The control ‘Centering Force’ defaults to 0.0, which is the ‘Xmas Morning’ setting. If you turn it up to maybe 0.7 or 0.8, you have the first bugfix, where the correcting force took away some bass just to make sure the problem was fixed. Cranked up, it’s a little bit like a highpass and you can use it to tighten non-bass tracks, seeing as it’s there… it’s like a free highpass, but very gentle slope. But if you keep it at 0.5 or below, Centering Force reacts so very slowly that it won’t touch your bass. I don’t think it’s really perceptible at 0.5, but you can always be even more cautious and go to 0.25 or so. At settings close to 0.0, it will take minutes to erode away any DC offset that sneaks in. And at 0.0 it’s completely defeated and there’s no centering force at all.

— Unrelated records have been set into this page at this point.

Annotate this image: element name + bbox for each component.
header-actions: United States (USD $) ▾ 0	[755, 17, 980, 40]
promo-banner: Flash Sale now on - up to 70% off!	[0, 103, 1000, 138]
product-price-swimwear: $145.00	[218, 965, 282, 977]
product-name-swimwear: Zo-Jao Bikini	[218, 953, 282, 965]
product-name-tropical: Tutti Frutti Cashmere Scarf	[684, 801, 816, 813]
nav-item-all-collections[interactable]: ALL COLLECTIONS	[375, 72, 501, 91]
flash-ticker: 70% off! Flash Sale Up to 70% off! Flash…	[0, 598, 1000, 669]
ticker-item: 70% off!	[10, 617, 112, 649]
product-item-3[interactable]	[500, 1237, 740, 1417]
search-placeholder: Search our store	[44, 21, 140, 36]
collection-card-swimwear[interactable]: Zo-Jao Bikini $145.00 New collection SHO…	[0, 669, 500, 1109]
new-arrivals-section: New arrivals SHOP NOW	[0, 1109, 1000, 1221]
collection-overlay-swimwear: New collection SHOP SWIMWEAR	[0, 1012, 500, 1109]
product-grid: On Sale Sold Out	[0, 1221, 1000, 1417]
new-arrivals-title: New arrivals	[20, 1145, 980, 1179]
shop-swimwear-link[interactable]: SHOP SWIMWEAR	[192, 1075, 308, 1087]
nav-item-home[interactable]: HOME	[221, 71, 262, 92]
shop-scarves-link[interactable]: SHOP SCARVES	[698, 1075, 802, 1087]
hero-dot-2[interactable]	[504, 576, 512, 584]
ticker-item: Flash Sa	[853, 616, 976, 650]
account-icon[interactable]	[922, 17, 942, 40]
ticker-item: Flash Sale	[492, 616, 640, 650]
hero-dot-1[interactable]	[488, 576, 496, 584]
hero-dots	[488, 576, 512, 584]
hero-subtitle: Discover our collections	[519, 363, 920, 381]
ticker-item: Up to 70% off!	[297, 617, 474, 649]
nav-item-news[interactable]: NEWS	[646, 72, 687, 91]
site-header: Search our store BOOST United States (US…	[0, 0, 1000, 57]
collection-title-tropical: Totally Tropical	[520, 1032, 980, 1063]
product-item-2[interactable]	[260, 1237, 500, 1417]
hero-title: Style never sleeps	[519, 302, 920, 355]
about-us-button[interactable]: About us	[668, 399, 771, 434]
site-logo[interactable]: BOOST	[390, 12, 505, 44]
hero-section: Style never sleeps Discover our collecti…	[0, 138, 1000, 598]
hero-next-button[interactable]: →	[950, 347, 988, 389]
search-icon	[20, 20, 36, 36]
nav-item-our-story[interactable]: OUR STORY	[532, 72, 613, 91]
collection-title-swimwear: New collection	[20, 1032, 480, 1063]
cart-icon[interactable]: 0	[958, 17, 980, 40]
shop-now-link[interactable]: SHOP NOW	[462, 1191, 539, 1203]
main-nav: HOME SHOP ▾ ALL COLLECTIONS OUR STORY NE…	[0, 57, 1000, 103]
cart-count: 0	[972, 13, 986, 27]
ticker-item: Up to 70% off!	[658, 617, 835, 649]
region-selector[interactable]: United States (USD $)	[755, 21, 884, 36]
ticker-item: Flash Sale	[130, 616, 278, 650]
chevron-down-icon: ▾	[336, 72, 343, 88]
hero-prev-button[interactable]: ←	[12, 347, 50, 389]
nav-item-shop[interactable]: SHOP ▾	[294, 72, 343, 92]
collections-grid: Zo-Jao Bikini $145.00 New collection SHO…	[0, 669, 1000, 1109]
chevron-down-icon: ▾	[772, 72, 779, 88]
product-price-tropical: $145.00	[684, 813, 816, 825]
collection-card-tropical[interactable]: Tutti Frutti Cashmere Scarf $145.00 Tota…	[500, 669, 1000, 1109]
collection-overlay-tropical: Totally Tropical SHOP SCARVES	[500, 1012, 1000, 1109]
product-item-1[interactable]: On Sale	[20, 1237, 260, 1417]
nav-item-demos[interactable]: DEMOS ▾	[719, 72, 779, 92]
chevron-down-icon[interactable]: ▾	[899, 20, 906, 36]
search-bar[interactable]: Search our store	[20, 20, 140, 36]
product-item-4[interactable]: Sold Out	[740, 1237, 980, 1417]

This is for the people who wanted that very first version back. You can couple the plugins with other, outboard DC correction filters if you like, or you can use the Centering Force (especially if you see voltages lingering anywhere in your mix, that tells you that you need to apply some). You can treat it like there’s a built-in highpass as part of the circuitry of the Console, and tune the dominance of your subs very conveniently without having to run an extra highpass (much less a multi-pole, steep-cutoff highpass). I guarantee C5RawConsole can be used for this, because it dials between the extremes nicely, from noticeable subs reduction at 1.0 to absolutely no reduction at 0.0, with a really really extreme exaggeratedly logarithmic curve making it so the middle setting is still pretty much no bass rolloff.
Patreon is how I’m able to keep working on this stuff, because it means I have the freedom to keep refining plugins as well as trying to find new things. I do find new things (such as Atmosphere, which is also a Console5 variant but with a powerful tonal color that resembles sound mixing through free air at a distance) but I also get to bring back stuff that needed some more polish.
I think this should give people a chance to play. I could’ve stuck with the final Console5, in practical terms I think that’s the one most people should use. But Airwindows people like pushing the limits, so I needed to make that possible. Now, if you use C5RawConsole and leave the centering force off, you have that untame, primitive version that came out first and was gone in mere hours in a frenzy of bugfixing. It’s what I made when testing obsessively against the ‘choir’ sounds, trying to get something special while still mourning the loss of my Mom, who sang in a choir. That’s where that first Console5 came from, and it pleases me to (with caution) bring back that original tone, and let people have access to it.
Just be careful how you apply it, and if you see voltages hanging around (on tracks or the buss), put some of the Centering Force in! We could all use some of that :)
Chris, this is magic!! I was a bit afraid because of DC so I kept of so long from trying this. Worth the risks involved.